Not surprising, but disappointing. The premise was interesting (first person magic shooter) but the execution was tepid. The presentation / atmosphere, the generic graphics, the dopey dialogue, the lack of an interesting story. A lot of the success of games like Halo is how the world sucks you in with its atmosphere and storyline, I think developers really underestimate how much that matters in a single player game. Cinematogrophy is important, the feel of an experience is more than the simple gameplay of moving a character around and pushing buttons.
The first two halo games were masterpieces in world building and suspense in gameplay. When the flood is first introduced your on the edge of your seat it's on par with the best horror games ever made.

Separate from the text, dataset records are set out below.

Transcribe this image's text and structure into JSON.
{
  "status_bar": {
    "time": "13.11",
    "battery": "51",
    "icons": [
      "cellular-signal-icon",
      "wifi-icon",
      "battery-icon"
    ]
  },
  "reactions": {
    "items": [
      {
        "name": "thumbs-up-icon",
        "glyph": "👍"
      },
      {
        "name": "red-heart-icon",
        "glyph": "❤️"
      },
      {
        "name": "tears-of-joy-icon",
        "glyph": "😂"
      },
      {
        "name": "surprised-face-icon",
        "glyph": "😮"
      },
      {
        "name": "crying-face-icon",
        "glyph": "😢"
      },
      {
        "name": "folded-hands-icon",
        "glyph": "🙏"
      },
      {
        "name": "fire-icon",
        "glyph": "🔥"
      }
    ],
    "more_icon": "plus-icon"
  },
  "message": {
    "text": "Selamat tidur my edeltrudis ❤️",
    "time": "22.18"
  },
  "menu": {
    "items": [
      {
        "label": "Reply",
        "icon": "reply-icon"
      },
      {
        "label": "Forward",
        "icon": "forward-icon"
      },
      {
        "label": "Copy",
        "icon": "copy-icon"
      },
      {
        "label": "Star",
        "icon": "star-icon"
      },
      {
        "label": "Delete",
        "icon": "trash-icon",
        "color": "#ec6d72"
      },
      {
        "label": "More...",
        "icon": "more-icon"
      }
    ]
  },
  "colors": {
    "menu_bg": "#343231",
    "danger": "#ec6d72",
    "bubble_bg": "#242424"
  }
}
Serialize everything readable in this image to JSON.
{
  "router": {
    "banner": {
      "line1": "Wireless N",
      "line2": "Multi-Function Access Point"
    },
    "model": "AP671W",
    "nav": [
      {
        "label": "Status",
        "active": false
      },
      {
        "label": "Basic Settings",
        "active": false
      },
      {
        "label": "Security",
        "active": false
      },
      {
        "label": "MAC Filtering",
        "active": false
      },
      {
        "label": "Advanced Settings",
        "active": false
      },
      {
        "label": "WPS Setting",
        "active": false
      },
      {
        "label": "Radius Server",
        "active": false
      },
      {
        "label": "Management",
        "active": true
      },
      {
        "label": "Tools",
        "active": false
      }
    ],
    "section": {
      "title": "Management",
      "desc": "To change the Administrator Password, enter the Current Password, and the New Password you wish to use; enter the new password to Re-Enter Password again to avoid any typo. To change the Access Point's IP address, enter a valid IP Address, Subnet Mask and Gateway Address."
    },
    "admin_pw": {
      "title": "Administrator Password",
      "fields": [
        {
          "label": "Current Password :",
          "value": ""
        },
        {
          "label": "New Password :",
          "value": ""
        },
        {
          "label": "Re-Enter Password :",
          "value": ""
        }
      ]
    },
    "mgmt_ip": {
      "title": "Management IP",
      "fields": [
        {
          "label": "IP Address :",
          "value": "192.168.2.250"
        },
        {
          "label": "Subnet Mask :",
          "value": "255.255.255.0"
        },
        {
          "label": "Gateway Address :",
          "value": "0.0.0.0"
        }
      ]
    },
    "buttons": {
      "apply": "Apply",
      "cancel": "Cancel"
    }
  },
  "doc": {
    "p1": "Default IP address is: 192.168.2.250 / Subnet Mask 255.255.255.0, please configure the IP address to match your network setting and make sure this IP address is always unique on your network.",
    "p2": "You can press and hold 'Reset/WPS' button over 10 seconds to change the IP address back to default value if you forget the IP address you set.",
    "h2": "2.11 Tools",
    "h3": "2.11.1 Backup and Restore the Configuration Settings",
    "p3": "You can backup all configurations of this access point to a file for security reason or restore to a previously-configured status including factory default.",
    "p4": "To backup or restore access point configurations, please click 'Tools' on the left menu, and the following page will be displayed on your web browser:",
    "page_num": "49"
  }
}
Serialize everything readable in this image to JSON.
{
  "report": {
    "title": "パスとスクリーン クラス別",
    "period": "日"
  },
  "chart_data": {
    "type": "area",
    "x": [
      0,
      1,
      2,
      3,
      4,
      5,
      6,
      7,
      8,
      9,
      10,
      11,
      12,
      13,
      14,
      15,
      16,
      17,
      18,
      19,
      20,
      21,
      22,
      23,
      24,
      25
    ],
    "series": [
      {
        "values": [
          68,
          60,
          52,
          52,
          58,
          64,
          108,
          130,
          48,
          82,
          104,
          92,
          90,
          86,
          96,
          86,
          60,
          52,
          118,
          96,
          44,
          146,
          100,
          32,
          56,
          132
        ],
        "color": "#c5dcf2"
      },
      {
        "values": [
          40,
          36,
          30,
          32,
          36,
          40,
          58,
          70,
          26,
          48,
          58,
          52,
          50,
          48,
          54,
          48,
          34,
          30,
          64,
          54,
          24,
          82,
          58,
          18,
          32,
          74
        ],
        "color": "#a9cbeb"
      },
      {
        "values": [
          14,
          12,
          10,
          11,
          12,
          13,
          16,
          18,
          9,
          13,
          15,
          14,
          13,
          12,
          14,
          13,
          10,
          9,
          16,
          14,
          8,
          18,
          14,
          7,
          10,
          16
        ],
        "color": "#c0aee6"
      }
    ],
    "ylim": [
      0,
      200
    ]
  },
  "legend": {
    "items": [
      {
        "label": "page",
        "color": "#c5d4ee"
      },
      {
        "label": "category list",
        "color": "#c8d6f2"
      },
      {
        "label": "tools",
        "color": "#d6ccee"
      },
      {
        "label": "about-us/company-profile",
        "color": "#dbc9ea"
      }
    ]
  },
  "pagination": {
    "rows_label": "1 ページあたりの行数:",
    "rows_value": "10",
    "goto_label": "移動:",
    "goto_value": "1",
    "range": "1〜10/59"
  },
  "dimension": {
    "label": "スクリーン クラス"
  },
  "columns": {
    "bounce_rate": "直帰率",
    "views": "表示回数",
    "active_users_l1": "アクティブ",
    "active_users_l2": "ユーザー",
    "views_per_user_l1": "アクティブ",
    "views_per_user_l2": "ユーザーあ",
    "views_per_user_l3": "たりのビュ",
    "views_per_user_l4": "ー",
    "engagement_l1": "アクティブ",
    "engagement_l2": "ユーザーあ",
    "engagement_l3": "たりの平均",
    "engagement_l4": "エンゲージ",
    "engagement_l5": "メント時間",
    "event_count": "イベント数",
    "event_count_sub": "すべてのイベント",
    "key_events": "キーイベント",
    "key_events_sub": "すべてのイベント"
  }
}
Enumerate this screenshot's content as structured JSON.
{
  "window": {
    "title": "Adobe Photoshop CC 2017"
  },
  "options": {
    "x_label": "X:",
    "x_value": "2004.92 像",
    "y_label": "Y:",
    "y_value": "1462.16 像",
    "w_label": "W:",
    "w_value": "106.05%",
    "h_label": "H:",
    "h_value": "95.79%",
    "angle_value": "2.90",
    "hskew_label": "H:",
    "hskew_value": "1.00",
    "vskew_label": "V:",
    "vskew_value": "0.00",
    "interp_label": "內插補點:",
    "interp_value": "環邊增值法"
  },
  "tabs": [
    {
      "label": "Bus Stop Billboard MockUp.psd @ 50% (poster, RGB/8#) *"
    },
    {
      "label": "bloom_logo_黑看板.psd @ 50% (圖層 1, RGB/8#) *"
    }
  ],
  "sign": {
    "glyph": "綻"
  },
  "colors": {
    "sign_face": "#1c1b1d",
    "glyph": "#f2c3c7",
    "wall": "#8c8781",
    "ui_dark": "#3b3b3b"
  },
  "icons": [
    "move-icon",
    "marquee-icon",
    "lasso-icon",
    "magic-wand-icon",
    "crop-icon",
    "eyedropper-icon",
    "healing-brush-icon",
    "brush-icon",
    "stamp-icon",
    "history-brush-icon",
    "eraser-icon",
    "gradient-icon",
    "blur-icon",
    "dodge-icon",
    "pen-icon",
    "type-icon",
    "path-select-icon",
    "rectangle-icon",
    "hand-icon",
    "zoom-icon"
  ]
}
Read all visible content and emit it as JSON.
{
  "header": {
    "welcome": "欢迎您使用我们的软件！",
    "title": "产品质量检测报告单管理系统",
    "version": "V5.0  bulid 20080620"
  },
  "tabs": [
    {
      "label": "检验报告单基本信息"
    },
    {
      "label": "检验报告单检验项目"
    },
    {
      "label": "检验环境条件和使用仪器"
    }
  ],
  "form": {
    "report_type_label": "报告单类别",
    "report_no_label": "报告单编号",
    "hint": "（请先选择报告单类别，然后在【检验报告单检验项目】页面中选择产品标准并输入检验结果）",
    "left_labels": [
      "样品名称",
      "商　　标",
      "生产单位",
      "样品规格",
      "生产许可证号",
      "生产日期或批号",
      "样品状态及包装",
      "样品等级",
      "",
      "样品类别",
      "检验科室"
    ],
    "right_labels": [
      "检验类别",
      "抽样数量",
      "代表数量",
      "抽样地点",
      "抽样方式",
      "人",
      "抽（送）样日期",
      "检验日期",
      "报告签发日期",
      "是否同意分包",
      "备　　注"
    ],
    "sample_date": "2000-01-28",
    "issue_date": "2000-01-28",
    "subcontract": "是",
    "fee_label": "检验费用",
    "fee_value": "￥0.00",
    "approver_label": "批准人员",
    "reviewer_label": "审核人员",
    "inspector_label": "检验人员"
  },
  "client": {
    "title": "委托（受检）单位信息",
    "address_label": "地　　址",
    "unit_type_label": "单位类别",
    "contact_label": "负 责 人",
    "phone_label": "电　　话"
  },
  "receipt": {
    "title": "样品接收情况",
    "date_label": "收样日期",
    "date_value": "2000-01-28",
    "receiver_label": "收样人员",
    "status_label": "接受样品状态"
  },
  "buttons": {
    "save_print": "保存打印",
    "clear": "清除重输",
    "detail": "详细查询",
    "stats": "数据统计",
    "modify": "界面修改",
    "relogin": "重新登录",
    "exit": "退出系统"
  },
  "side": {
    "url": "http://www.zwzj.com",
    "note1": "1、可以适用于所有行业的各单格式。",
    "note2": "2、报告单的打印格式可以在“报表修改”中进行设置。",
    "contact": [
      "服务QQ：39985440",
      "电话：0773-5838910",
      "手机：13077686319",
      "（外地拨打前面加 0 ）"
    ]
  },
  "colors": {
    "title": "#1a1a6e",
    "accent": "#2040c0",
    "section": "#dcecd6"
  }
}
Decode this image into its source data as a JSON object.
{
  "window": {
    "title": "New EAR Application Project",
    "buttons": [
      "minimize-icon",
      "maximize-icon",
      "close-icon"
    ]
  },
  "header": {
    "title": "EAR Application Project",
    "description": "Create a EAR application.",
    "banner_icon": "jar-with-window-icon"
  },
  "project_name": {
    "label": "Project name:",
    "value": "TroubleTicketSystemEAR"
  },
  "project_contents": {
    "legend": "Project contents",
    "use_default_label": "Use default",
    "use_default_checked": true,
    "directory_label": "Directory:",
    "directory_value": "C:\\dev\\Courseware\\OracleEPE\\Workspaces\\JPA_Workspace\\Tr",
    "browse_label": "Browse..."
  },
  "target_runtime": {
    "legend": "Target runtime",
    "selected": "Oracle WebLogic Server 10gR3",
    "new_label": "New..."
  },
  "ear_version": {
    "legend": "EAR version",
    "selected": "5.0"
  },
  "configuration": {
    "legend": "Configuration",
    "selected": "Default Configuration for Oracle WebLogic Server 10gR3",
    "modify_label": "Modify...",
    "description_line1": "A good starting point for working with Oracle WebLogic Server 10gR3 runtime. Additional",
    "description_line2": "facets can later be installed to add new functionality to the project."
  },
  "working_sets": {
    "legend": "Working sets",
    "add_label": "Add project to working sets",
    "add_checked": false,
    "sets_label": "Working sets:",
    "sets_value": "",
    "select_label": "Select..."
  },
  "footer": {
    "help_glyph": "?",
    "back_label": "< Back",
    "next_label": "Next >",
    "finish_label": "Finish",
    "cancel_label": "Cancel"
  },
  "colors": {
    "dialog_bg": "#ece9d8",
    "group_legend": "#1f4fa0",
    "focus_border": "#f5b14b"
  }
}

Even Halo 3, for all its faults ("to war" immediately springs to mind), kept everything largely within the world-building of the previous two games, and it made the whole trilogy feel super cohesive and immersive when played back to back.
Halo was one of the first console fps games that got the controls right. Before Halo, FPS games were only really good on the PC (though some console ones like Goldeneye and PD were good despite bad controls). Mouse and keyboard are still supreme, but Halo's one stick looks one stick moves scheme brought consoles out of that awkward to control range.
Moving around effectively in Goldeneye or PD was an art. In Halo, like PC games, it was natural.